The success of an actor hinges upon her ability to distinguish herself from the masses. And I know what you’re thinking: how on earth do you do that in a city like Portland, where, well, we are all basically a colony of attention-starved middle children convinced that we are the next “everything”? Good question. The answer lies in finding the “hero” in your auditions. For all the lines you memorize, there is always a hero: a sentence or word that is most important and requires the utmost concentrated creative interpretation. Maybe that means toying with inflection or tinkering with tone changes, but one thing is true: nail the hero, win the role.
In my early days, I made the mistake of thinking every sentence and word had equal value, everything I memorized for my auditions was a “hero.” I played with tones and put inflections on words that made me sound like I was inebriated while passing through the early stages of a stroke. Suffice to say, there is only one hero in a given audition - any more and you will sound like Anchor Man’s “…I’m Ron Burgundy?”
So when it comes to your style, the rule of a singular hero still stands. I credit my beloved Tan France of Queer Eye for his reinvention of the word in the styling arena. In your ensemble there should only be one piece that conjures the utmost creativity. Be it color, silhouhette or texture: remember there can only be one “hero” in any outfit - everything else must play a supporting role – aka the sidekick. Find the hero, win in style.

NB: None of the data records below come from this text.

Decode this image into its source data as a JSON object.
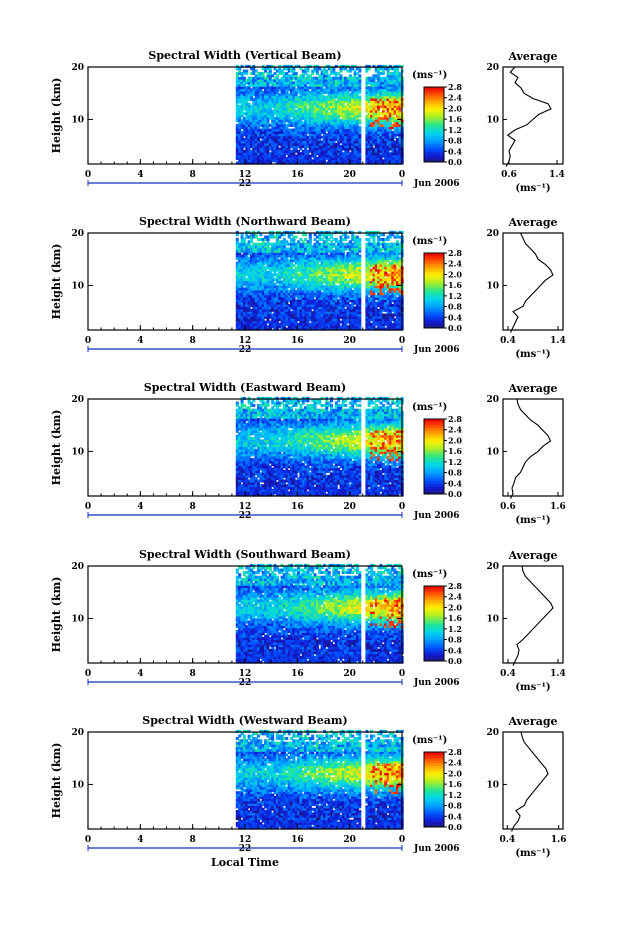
{
  "chart_data": [
    {
      "type": "heatmap",
      "title": "Spectral Width (Vertical Beam)",
      "ylabel": "Height (km)",
      "x_ticks": [
        "0",
        "4",
        "8",
        "12",
        "16",
        "20",
        "0"
      ],
      "y_ticks": [
        "10",
        "20"
      ],
      "date_day": "22",
      "date_month": "Jun 2006",
      "colorbar": {
        "unit": "(ms⁻¹)",
        "ticks": [
          "0.0",
          "0.4",
          "0.8",
          "1.2",
          "1.6",
          "2.0",
          "2.4",
          "2.8"
        ]
      },
      "average": {
        "title": "Average",
        "unit": "(ms⁻¹)",
        "x_ticks": [
          "0.6",
          "1.4"
        ],
        "y_ticks": [
          "10",
          "20"
        ],
        "heights": [
          1,
          2,
          3,
          4,
          5,
          6,
          7,
          8,
          9,
          10,
          11,
          12,
          13,
          14,
          15,
          16,
          17,
          18,
          19,
          20
        ],
        "values": [
          0.55,
          0.6,
          0.62,
          0.6,
          0.65,
          0.7,
          0.58,
          0.7,
          0.9,
          1.0,
          1.1,
          1.3,
          1.25,
          1.0,
          0.85,
          0.8,
          0.7,
          0.75,
          0.62,
          0.7
        ]
      }
    },
    {
      "type": "heatmap",
      "title": "Spectral Width (Northward Beam)",
      "ylabel": "Height (km)",
      "x_ticks": [
        "0",
        "4",
        "8",
        "12",
        "16",
        "20",
        "0"
      ],
      "y_ticks": [
        "10",
        "20"
      ],
      "date_day": "22",
      "date_month": "Jun 2006",
      "colorbar": {
        "unit": "(ms⁻¹)",
        "ticks": [
          "0.0",
          "0.4",
          "0.8",
          "1.2",
          "1.6",
          "2.0",
          "2.4",
          "2.8"
        ]
      },
      "average": {
        "title": "Average",
        "unit": "(ms⁻¹)",
        "x_ticks": [
          "0.4",
          "1.4"
        ],
        "y_ticks": [
          "10",
          "20"
        ],
        "heights": [
          1,
          2,
          3,
          4,
          5,
          6,
          7,
          8,
          9,
          10,
          11,
          12,
          13,
          14,
          15,
          16,
          17,
          18,
          19,
          20
        ],
        "values": [
          0.45,
          0.5,
          0.55,
          0.6,
          0.5,
          0.7,
          0.75,
          0.85,
          0.95,
          1.05,
          1.15,
          1.3,
          1.25,
          1.15,
          1.0,
          0.95,
          0.85,
          0.75,
          0.7,
          0.65
        ]
      }
    },
    {
      "type": "heatmap",
      "title": "Spectral Width (Eastward Beam)",
      "ylabel": "Height (km)",
      "x_ticks": [
        "0",
        "4",
        "8",
        "12",
        "16",
        "20",
        "0"
      ],
      "y_ticks": [
        "10",
        "20"
      ],
      "date_day": "22",
      "date_month": "Jun 2006",
      "colorbar": {
        "unit": "(ms⁻¹)",
        "ticks": [
          "0.0",
          "0.4",
          "0.8",
          "1.2",
          "1.6",
          "2.0",
          "2.4",
          "2.8"
        ]
      },
      "average": {
        "title": "Average",
        "unit": "(ms⁻¹)",
        "x_ticks": [
          "0.6",
          "1.6"
        ],
        "y_ticks": [
          "10",
          "20"
        ],
        "heights": [
          1,
          2,
          3,
          4,
          5,
          6,
          7,
          8,
          9,
          10,
          11,
          12,
          13,
          14,
          15,
          16,
          17,
          18,
          19,
          20
        ],
        "values": [
          0.65,
          0.7,
          0.68,
          0.72,
          0.75,
          0.85,
          0.9,
          0.95,
          1.05,
          1.2,
          1.3,
          1.45,
          1.4,
          1.3,
          1.2,
          1.05,
          0.95,
          0.85,
          0.8,
          0.78
        ]
      }
    },
    {
      "type": "heatmap",
      "title": "Spectral Width (Southward Beam)",
      "ylabel": "Height (km)",
      "x_ticks": [
        "0",
        "4",
        "8",
        "12",
        "16",
        "20",
        "0"
      ],
      "y_ticks": [
        "10",
        "20"
      ],
      "date_day": "22",
      "date_month": "Jun 2006",
      "colorbar": {
        "unit": "(ms⁻¹)",
        "ticks": [
          "0.0",
          "0.4",
          "0.8",
          "1.2",
          "1.6",
          "2.0",
          "2.4",
          "2.8"
        ]
      },
      "average": {
        "title": "Average",
        "unit": "(ms⁻¹)",
        "x_ticks": [
          "0.4",
          "1.4"
        ],
        "y_ticks": [
          "10",
          "20"
        ],
        "heights": [
          1,
          2,
          3,
          4,
          5,
          6,
          7,
          8,
          9,
          10,
          11,
          12,
          13,
          14,
          15,
          16,
          17,
          18,
          19,
          20
        ],
        "values": [
          0.5,
          0.55,
          0.6,
          0.62,
          0.58,
          0.7,
          0.8,
          0.9,
          1.0,
          1.1,
          1.2,
          1.3,
          1.25,
          1.15,
          1.05,
          0.95,
          0.85,
          0.75,
          0.7,
          0.68
        ]
      }
    },
    {
      "type": "heatmap",
      "title": "Spectral Width (Westward Beam)",
      "ylabel": "Height (km)",
      "x_ticks": [
        "0",
        "4",
        "8",
        "12",
        "16",
        "20",
        "0"
      ],
      "y_ticks": [
        "10",
        "20"
      ],
      "date_day": "22",
      "date_month": "Jun 2006",
      "xlabel": "Local Time",
      "colorbar": {
        "unit": "(ms⁻¹)",
        "ticks": [
          "0.0",
          "0.4",
          "0.8",
          "1.2",
          "1.6",
          "2.0",
          "2.4",
          "2.8"
        ]
      },
      "average": {
        "title": "Average",
        "unit": "(ms⁻¹)",
        "x_ticks": [
          "0.4",
          "1.6"
        ],
        "y_ticks": [
          "10",
          "20"
        ],
        "heights": [
          1,
          2,
          3,
          4,
          5,
          6,
          7,
          8,
          9,
          10,
          11,
          12,
          13,
          14,
          15,
          16,
          17,
          18,
          19,
          20
        ],
        "values": [
          0.5,
          0.55,
          0.65,
          0.7,
          0.6,
          0.8,
          0.85,
          0.95,
          1.05,
          1.15,
          1.25,
          1.35,
          1.3,
          1.2,
          1.1,
          1.0,
          0.9,
          0.8,
          0.75,
          0.72
        ]
      }
    }
  ]
}
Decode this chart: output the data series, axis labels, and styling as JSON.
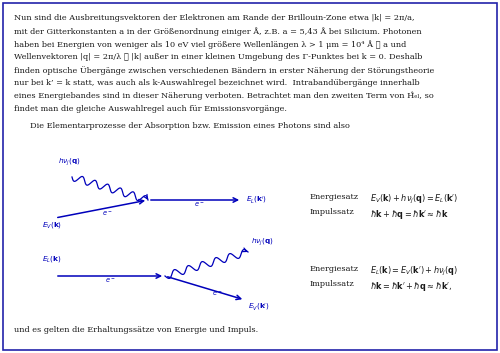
{
  "figsize": [
    5.0,
    3.53
  ],
  "dpi": 100,
  "bg_color": "#ffffff",
  "border_color": "#2222aa",
  "border_lw": 1.2,
  "text_color": "#1a1a1a",
  "blue_color": "#0000bb",
  "font_size_main": 5.85,
  "lines": [
    "Nun sind die Ausbreitungsvektoren der Elektronen am Rande der Brillouin-Zone etwa |k| = 2π/a,",
    "mit der Gitterkonstanten a in der Größenordnung einiger Å, z.B. a = 5,43 Å bei Silicium. Photonen",
    "haben bei Energien von weniger als 10 eV viel größere Wellenlängen λ > 1 μm = 10⁴ Å ≫ a und",
    "Wellenvektoren |q| = 2π/λ ≪ |k| außer in einer kleinen Umgebung des Γ-Punktes bei k = 0. Deshalb",
    "finden optische Übergänge zwischen verschiedenen Bändern in erster Näherung der Störungstheorie",
    "nur bei k’ = k statt, was auch als k-Auswahlregel bezeichnet wird.  Intrabandübergänge innerhalb",
    "eines Energiebandes sind in dieser Näherung verboten. Betrachtet man den zweiten Term von Ĥₑₗ, so",
    "findet man die gleiche Auswahlregel auch für Emissionsvorgänge."
  ],
  "paragraph2": "Die Elementarprozesse der Absorption bzw. Emission eines Photons sind also",
  "diag1_label_photon": "$h\\nu_j(\\mathbf{q})$",
  "diag1_label_ev": "$E_V(\\mathbf{k})$",
  "diag1_label_el": "$E_L(\\mathbf{k}')$",
  "diag1_label_eminus1": "$e^-$",
  "diag1_label_eminus2": "$e^-$",
  "diag2_label_el": "$E_L(\\mathbf{k})$",
  "diag2_label_photon": "$h\\nu_j(\\mathbf{q})$",
  "diag2_label_ev": "$E_V(\\mathbf{k}')$",
  "diag2_label_eminus1": "$e^-$",
  "diag2_label_eminus2": "$e^-$",
  "eq1_label1": "Energiesatz",
  "eq1_formula1": "$E_V(\\mathbf{k}) + h\\nu_j(\\mathbf{q}) = E_L(\\mathbf{k}')$",
  "eq1_label2": "Impulssatz",
  "eq1_formula2": "$\\hbar\\mathbf{k} + \\hbar\\mathbf{q} = \\hbar\\mathbf{k}' \\approx \\hbar\\mathbf{k}$",
  "eq2_label1": "Energiesatz",
  "eq2_formula1": "$E_L(\\mathbf{k}) = E_V(\\mathbf{k}') + h\\nu_j(\\mathbf{q})$",
  "eq2_label2": "Impulssatz",
  "eq2_formula2": "$\\hbar\\mathbf{k} = \\hbar\\mathbf{k}' + \\hbar\\mathbf{q} \\approx \\hbar\\mathbf{k}',$",
  "footer": "und es gelten die Erhaltungssätze von Energie und Impuls."
}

Rule One: One Pop Of Color (Or Print) Only
While this is not a hard and fast rule that can never be broken, wear multiple pops of color and the consequences are quite simple: you cause visual distress to onlookers and you run the risk of making your two stand-alone hero pieces appear tacky. Remember, in any ensemble, balance is key. In this outfit at the top of the post, my off-shoulder top is a bold and neon-esque pink - the obvious “hero” of the outfit. If you pair this top with white shorts or an overly complicated heel, the outfit would look “overdone” and every item would seem in competition with the others. Instead, I have chosen to bring balance to the outfit with a pair of dark washed black jeans and a simple heel. One color, one hero.
Rule 2: One Interesting Hemline Only
Even if you paired your hero piece with a neutral color like this black skirt, remember, any item that has a distinctive hemline like a pleated faux wrap or an asymmetrical hem will take attention away from the “hero.” Think of a distinctive hemline as it’s own “hero” piece. Here a better choice would be to pair this pink heroine with a classic black pencil skirt as the sidekick since its simple straight hemline compliments the butterfly-esque sleeves of the top and pulls the look together without being distracting.
Rule 3: Save Multiple Textures For The Runway
I have heard it said that textures can be mixed and played with to create interesting dimension in an outfit. And while I love the idea of silk, velvet, leather and metallic being able to coexist together, I respectfully dissent. Here is a fun example of playing with textures lived out in reality:
I would not go to brunch or run errands on a Sunday afternoon in this. However, I would wear this if I decided to be a gorgeous space alien from the future. When it comes to mixing multiple textures in conjunction with your hero piece, respectfully dissent and save that for the catwalkers on the runway. When you have secured a hero piece, choose a single muted texture that won’t compete to compliment the hero’s texture: try denim or a black leather pant. The textures are smooth and muted and bring structure and a tailored effect to the top.
Batman and Robin
We have never seen a movie called “Batman and Batman.” It’s always Batman and his complimentary sidekick, Robin. The same is true for your outfits: find your hero and its supporting cast and you’ll have a blockbuster outfit. When considering color, hemlines, or texture, allow your hero piece to shine and its best features will shine for the world to see. Add too many elements to the mix and your hero will get swallowed up in the shuffle.